ELECTION 2004: Prime minister takes history in his stride

John Howard’s day started with nerves as he faced becoming the second longest-serving prime minister, writes Karen Kissane.
Perhaps it was because he’d had a bad night. Prime Minister John Howard yesterday postponed his scheduled 6am power-walk, emerging at seven to lead the media pack up the hills and down the dales of Sydney’s Kirribilli. He confessed to butterflies in his stomach, and later said he had slept fitfully: “What would you expect?”
He had seen that morning’s polls, and one of them gave credence to his claim – incumbent upon leaders on election day – to underdog status: “I think they tell a picture of a very close result.” He then took off on what was either his last morning walk as prime minister, or his last before walking into the history books as the longest-serving prime minister since Robert Menzies.
He was not left wondering for long. The Prime Minister watched the result unfold from his official home, Kirribilli House in Sydney, with his wife Janette and children Melanie, Tim and Richard. Richard had flown home from Washington, where he has been working on the election campaign of US President George Bush.
At 7.05pm, Liberal Party powerbroker Michael Kroger told Channel Nine that in Victoria there was an early swing to the Liberals in every one of the state’s 37 federal seats. By 7.15, Labor Senator Robert Ray predicted that it would be almost impossible for Labor to win the election, and that it was likely to emerge with fewer seats than before.
By the time the official Liberal function began at the Wentworth Sofitel Hotel at 8pm, many of the invited 800 family, friends, key advisers and donors who had begun to trickle in were confident they were headed for a party rather than a wake.
Former Liberal Senator Michael Baume said Mr Howard’s campaign tactic of “pointing out the risks of change” had proved right.
Would this latest win make the PM’s position in the party room unassailable? “He was already invincible.” NSW Liberal Party director Chris McDiven agreed: “He is unassailable now for as long as he wants to be prime minister.”

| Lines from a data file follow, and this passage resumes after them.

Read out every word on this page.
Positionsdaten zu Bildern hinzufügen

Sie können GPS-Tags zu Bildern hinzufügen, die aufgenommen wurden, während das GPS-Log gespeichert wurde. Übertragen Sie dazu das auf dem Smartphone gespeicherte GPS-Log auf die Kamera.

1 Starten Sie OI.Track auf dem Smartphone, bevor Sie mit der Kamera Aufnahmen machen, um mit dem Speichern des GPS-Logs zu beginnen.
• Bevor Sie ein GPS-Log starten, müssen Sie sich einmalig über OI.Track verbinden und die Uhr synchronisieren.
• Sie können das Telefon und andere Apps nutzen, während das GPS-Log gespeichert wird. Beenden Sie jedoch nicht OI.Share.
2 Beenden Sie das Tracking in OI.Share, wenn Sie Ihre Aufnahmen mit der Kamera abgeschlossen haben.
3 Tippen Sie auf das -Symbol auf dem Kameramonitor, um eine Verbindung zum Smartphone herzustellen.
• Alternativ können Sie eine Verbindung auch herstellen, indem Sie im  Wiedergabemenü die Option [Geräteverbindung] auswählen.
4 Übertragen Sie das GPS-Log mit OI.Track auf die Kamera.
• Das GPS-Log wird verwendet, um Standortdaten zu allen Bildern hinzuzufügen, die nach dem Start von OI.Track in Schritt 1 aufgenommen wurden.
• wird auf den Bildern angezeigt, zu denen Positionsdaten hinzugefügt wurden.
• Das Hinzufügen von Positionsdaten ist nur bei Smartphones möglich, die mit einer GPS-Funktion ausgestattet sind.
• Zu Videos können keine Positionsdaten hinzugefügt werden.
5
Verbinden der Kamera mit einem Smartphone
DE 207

On his power-walk that morning Mr Howard’s pace was, as usual, unrelenting, and his tracksuit was of the requisite dagginess, with a patriotic twist: the fluorescent yellow jacket had a green “Australia” and the stars of the Southern Cross on the back. On his walk, as in his political life, critique did not sway him. He did not slacken his stride when he reached the graffiti chalked at intervals on the pavement below his feet: “Vote for the forests”; “WMD – Where are they?”; “Free children in detention”; and “Howard throws the truth overboard”. The chalked opposition may have been extensive but it was in a form that George Bush’s “man of steel” could literally walk right over.
Mr Howard did not get off quite so easily when he arrived mid-morning at Putney Public School, in Sydney’s north, to cast his vote in his home seat of Bennelong. He was met by his daughter, Melanie Howard-McDonald, and her husband Rowan, who were in jeans and Liberal T-shirts handing out how-to-vote cards. Mr Howard kissed her and said effusively, “Family support – fantastic!” His wife and sons were not with him.
As the PM democratically took his place in the queue, he ignored a woman who shouted from the back of the crowd in broken English that he did not rescue countries that did not have oil to protect them. Then another lone female voice began warbling an angry ditty of the kind PMs do not enjoy as background to their media moments: “Shame Howard shame, you have cheated on the game.”
As the singer launched into encores, Mr Howard’s efforts at innocuous chitchat with reporters were suddenly re-energised. A reporter asked if this would be the last time he voted for John Howard. The PM gave a tight smile: “You never rest, you guys, do you?”